Kamran Iqbal investierte 500.000 Rupien (rund 2.400 US-Dollar), die er von einer örtlichen NGO geliehen hatte, um einen Picknickplatz mit atemberaubender Aussicht für Besucher zu eröffnen.
Die Schönheit der Gletscher hat die Region zu einem der beliebtesten Reiseziele des Landes gemacht.
Das Geschäft florierte bis zu einer „Horrornacht“ im vergangenen Jahr, als eine Sturzflut Iqbals Investition wegspülte.

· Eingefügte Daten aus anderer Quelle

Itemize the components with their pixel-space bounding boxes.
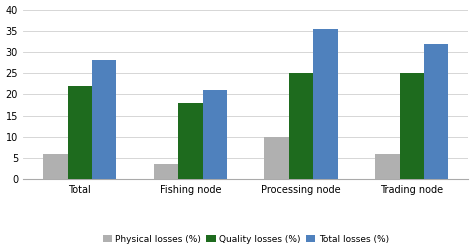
Bar [264,137,289,179]
Bar [202,90,227,179]
Bar [289,73,313,179]
Bar [43,154,67,179]
Bar [154,164,178,179]
Bar [424,44,448,179]
Bar [92,61,116,179]
Legend: Physical losses (%), Quality losses (%), Total losses (%): Physical losses (%), Quality losses (%),… [99,231,392,248]
Bar [313,29,337,179]
Bar [375,154,400,179]
Bar [400,73,424,179]
Bar [178,103,202,179]
Bar [67,86,92,179]
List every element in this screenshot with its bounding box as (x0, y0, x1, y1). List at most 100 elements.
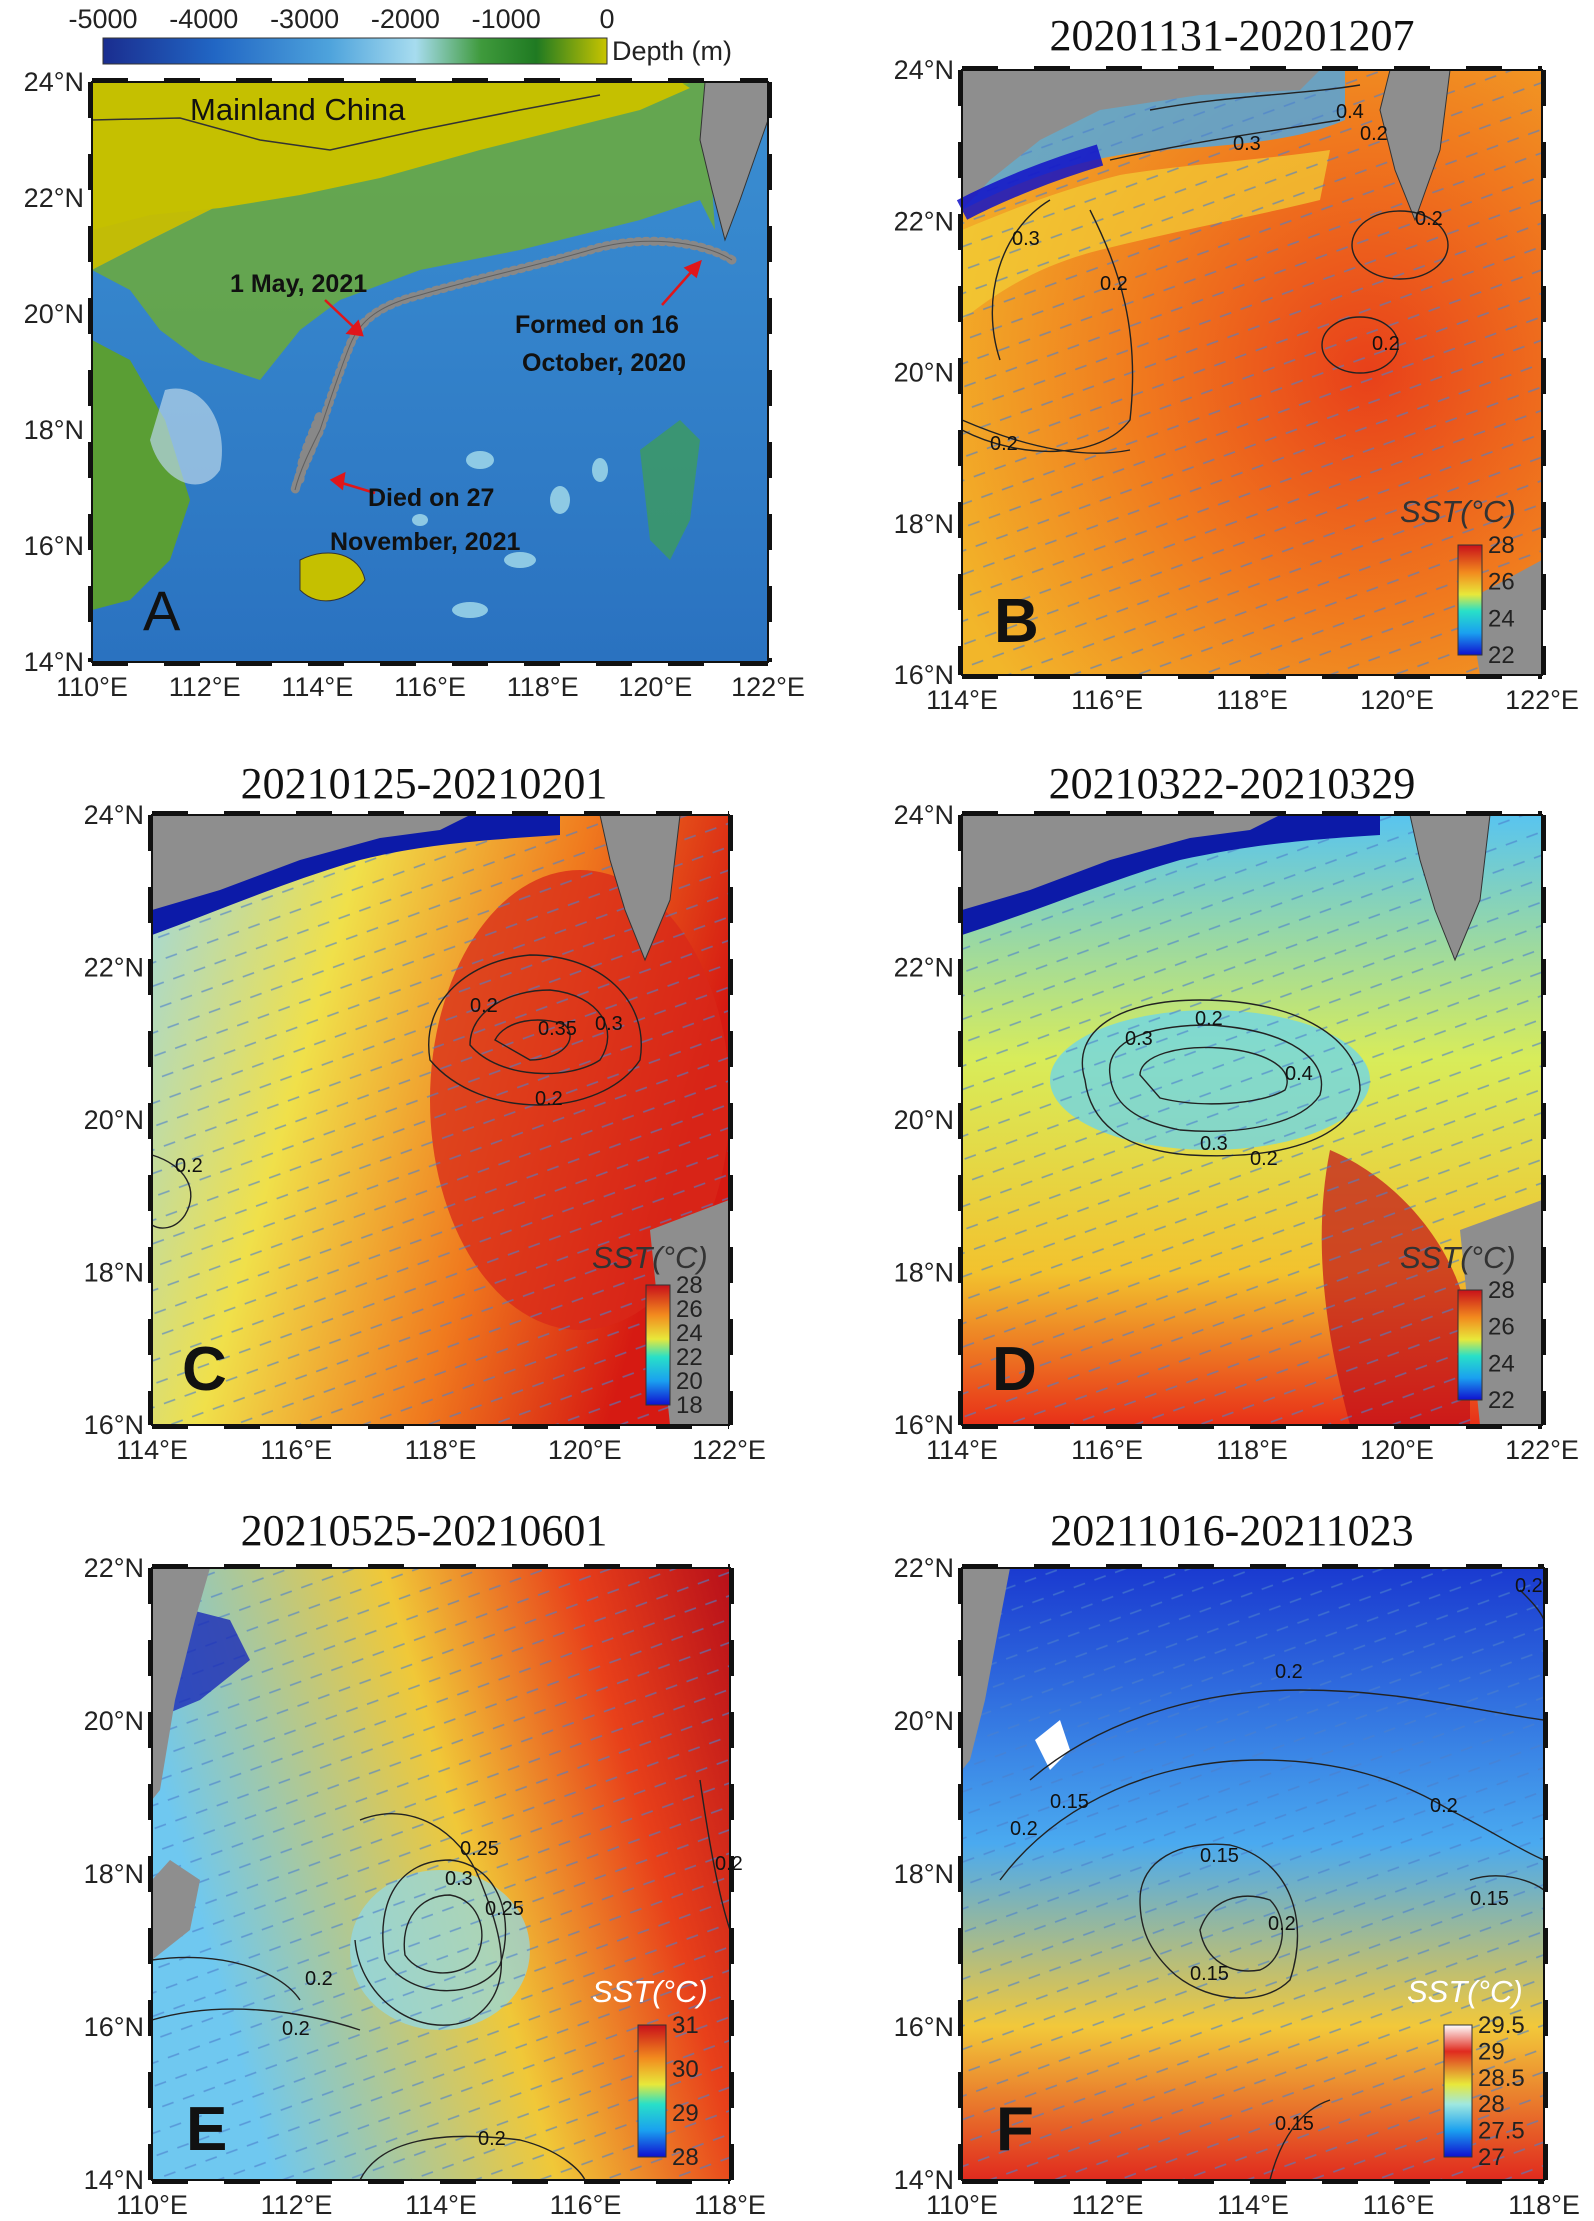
lat-label: 18°N (84, 1258, 144, 1288)
lat-label: 14°N (84, 2165, 144, 2195)
sst-colorbar-tick: 18 (676, 1392, 703, 1419)
svg-text:0.2: 0.2 (715, 1853, 743, 1875)
depth-colorbar-tick: -1000 (472, 4, 541, 34)
panel-a-label-died-2: November, 2021 (330, 528, 520, 556)
lon-label: 120°E (618, 672, 692, 702)
panel-f-contour-labels: 0.2 0.2 0.15 0.2 0.15 0.2 0.15 0.15 0.2 … (1010, 1575, 1543, 2135)
lat-label: 14°N (894, 2165, 954, 2195)
sst-colorbar-tick: 20 (676, 1368, 703, 1395)
panel-c-letter: C (182, 1335, 227, 1404)
depth-colorbar-ramp (102, 37, 608, 65)
panel-a-mainland (92, 82, 690, 230)
lat-label: 20°N (894, 1706, 954, 1736)
depth-colorbar-tick: -2000 (371, 4, 440, 34)
sst-colorbar-tick: 28 (1488, 1277, 1515, 1304)
panel-d-lon-labels: 114°E 116°E 118°E 120°E 122°E (926, 1435, 1579, 1465)
lat-label: 20°N (894, 1105, 954, 1135)
lon-label: 116°E (1071, 1435, 1143, 1465)
panel-f-letter: F (996, 2095, 1034, 2164)
lat-label: 16°N (894, 660, 954, 690)
lat-label: 22°N (894, 1553, 954, 1583)
sst-colorbar-tick: 24 (676, 1320, 703, 1347)
panel-c-frame (148, 811, 733, 1429)
svg-text:0.2: 0.2 (1360, 123, 1388, 145)
lat-label: 22°N (24, 183, 84, 213)
panel-b-lat-labels: 24°N 22°N 20°N 18°N 16°N (894, 55, 954, 690)
panel-a-lat-labels: 24°N 22°N 20°N 18°N 16°N 14°N (24, 67, 84, 677)
sst-colorbar-tick: 28 (676, 1272, 703, 1299)
sst-colorbar-tick: 22 (676, 1344, 703, 1371)
lon-label: 112°E (169, 672, 241, 702)
lon-label: 118°E (405, 1435, 477, 1465)
panel-e: 20210525-20210601 0.25 0.3 0.25 0.2 0.2 … (84, 1506, 766, 2220)
lat-label: 16°N (84, 2012, 144, 2042)
svg-text:0.2: 0.2 (1515, 1575, 1543, 1597)
lat-label: 18°N (894, 509, 954, 539)
sst-colorbar-ramp (637, 2024, 667, 2158)
panel-d-title: 20210322-20210329 (1049, 759, 1416, 808)
panel-d-frame (958, 811, 1546, 1429)
panel-a-west-shelf (92, 340, 190, 610)
panel-d-letter: D (992, 1335, 1037, 1404)
depth-colorbar-tick: 0 (599, 4, 614, 34)
panel-a-shelf-edge (150, 388, 222, 485)
lat-label: 22°N (894, 953, 954, 983)
sst-colorbar-tick: 22 (1488, 642, 1515, 669)
svg-text:0.25: 0.25 (460, 1838, 499, 1860)
panel-f: 20211016-20211023 0.2 0.2 0.15 0.2 0.15 … (894, 1506, 1580, 2220)
lon-label: 122°E (692, 1435, 766, 1465)
panel-d-mainland (962, 815, 1280, 910)
panel-a-label-formed-1: Formed on 16 (515, 311, 679, 339)
lat-label: 20°N (84, 1706, 144, 1736)
panel-b-luzon (1468, 560, 1542, 675)
svg-text:0.3: 0.3 (1233, 133, 1261, 155)
sst-colorbar-tick: 27.5 (1478, 2118, 1525, 2145)
panel-c-sst-label: SST(°C) (592, 1240, 708, 1275)
svg-text:0.4: 0.4 (1285, 1063, 1313, 1085)
lon-label: 112°E (261, 2190, 333, 2216)
lon-label: 116°E (1363, 2190, 1435, 2216)
lon-label: 112°E (1072, 2190, 1144, 2216)
sst-colorbar-tick: 24 (1488, 1350, 1515, 1377)
sst-colorbar-tick: 26 (1488, 569, 1515, 596)
panel-c-lat-labels: 24°N 22°N 20°N 18°N 16°N (84, 800, 144, 1440)
sst-colorbar-ramp (1457, 1289, 1483, 1401)
panel-d: 20210322-20210329 0.2 0.3 0.4 0.3 0.2 28… (894, 759, 1579, 1465)
svg-text:0.2: 0.2 (1268, 1913, 1296, 1935)
lat-label: 20°N (24, 299, 84, 329)
panel-b-colorbar: 28 26 24 22 (1457, 532, 1515, 669)
panel-e-mainland (152, 1568, 210, 1800)
lat-label: 22°N (84, 953, 144, 983)
lat-label: 20°N (84, 1105, 144, 1135)
panel-a-pointer-arrows (324, 259, 702, 495)
svg-text:0.15: 0.15 (1190, 1963, 1229, 1985)
svg-text:0.2: 0.2 (1372, 333, 1400, 355)
panel-f-mainland (962, 1568, 1010, 1770)
panel-b-frame (958, 66, 1546, 679)
lat-label: 16°N (24, 531, 84, 561)
lon-label: 120°E (1360, 1435, 1434, 1465)
svg-text:0.3: 0.3 (445, 1868, 473, 1890)
sst-colorbar-tick: 28.5 (1478, 2065, 1525, 2092)
panel-b-cold-coastal (956, 144, 1104, 220)
lon-label: 110°E (116, 2190, 188, 2216)
panel-a-lon-labels: 110°E 112°E 114°E 116°E 118°E 120°E 122°E (56, 672, 805, 702)
sst-colorbar-tick: 24 (1488, 605, 1515, 632)
lon-label: 114°E (281, 672, 353, 702)
panel-c-title: 20210125-20210201 (241, 759, 608, 808)
panel-a-label-formed-2: October, 2020 (522, 349, 686, 377)
panel-b-contour-labels: 0.4 0.3 0.2 0.3 0.2 0.2 0.2 0.2 (990, 101, 1443, 455)
sst-colorbar-tick: 27 (1478, 2144, 1505, 2171)
panel-f-title: 20211016-20211023 (1050, 1506, 1413, 1555)
lon-label: 122°E (1505, 1435, 1579, 1465)
panel-c-contour-labels: 0.2 0.3 0.35 0.2 0.2 (175, 995, 623, 1177)
panel-e-lon-labels: 110°E 112°E 114°E 116°E 118°E (116, 2190, 766, 2220)
panel-e-frame (148, 1564, 734, 2184)
depth-colorbar: -5000 -4000 -3000 -2000 -1000 0 Depth (m) (68, 4, 732, 66)
lon-label: 120°E (1360, 685, 1434, 715)
lon-label: 116°E (1071, 685, 1143, 715)
sst-colorbar-tick: 26 (1488, 1314, 1515, 1341)
lat-label: 18°N (894, 1859, 954, 1889)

Selbst die ehrgeizigsten internationalen Klimaziele, die Erderwärmung auf 1,5 Grad bis Ende des Jahrhunderts zu begrenzen, könnten zum Schmelzen eines Drittels der pakistanischen Gletscher führen, sagte die in Nepal ansässige Wissenschaftsorganisation International Centre for Integrated Mountain Development in einer Studie aus dem Jahr 2019 .
„Im Jahr 2040 könnten wir mit Problemen der (Wasser-)Knappheit konfrontiert werden, die zu Dürre und Wüstenbildung führen könnten – und davor müssen wir möglicherweise mit häufigen und intensiven Überschwemmungen an Flüssen und natürlich Sturzfluten fertig werden“, sagte Aisha Khan, Leiterin des Mountain and Glacier Protection Organization, die Gletscher in Pakistan erforscht.
„Wir sind vorne dabei“
Pakistan ist die Heimat von mehr als 220 Millionen Menschen und sagt, dass es für weniger als ein Prozent der weltweiten Treibhausgasemissionen verantwortlich ist.
Dennoch bleibt es sehr anfällig für die Auswirkungen des Klimawandels, da es von klimaempfindlichen Sektoren wie Landwirtschaft und natürlichen Ressourcen abhängig ist.
„Hier gibt es keine Fabriken oder Industrien, die Umweltverschmutzung verursachen könnten … Wir haben eine saubere Umwelt“, sagte Amanullah Khan, ein 60-jähriger Dorfältester in Passu.
„Aber wenn es um die Bedrohungen durch den Klimawandel geht, sind wir ganz vorne mit dabei.“
Asif Sakhi, ein politischer Aktivist aus Passu, sagte, die Berggemeinden hätten zunehmend Angst vor den Gefahren, die von Gletschern ausgehen.
„Dieses Gebiet gehört den Gletschern, wir haben es besetzt“, sagte der 32-Jährige.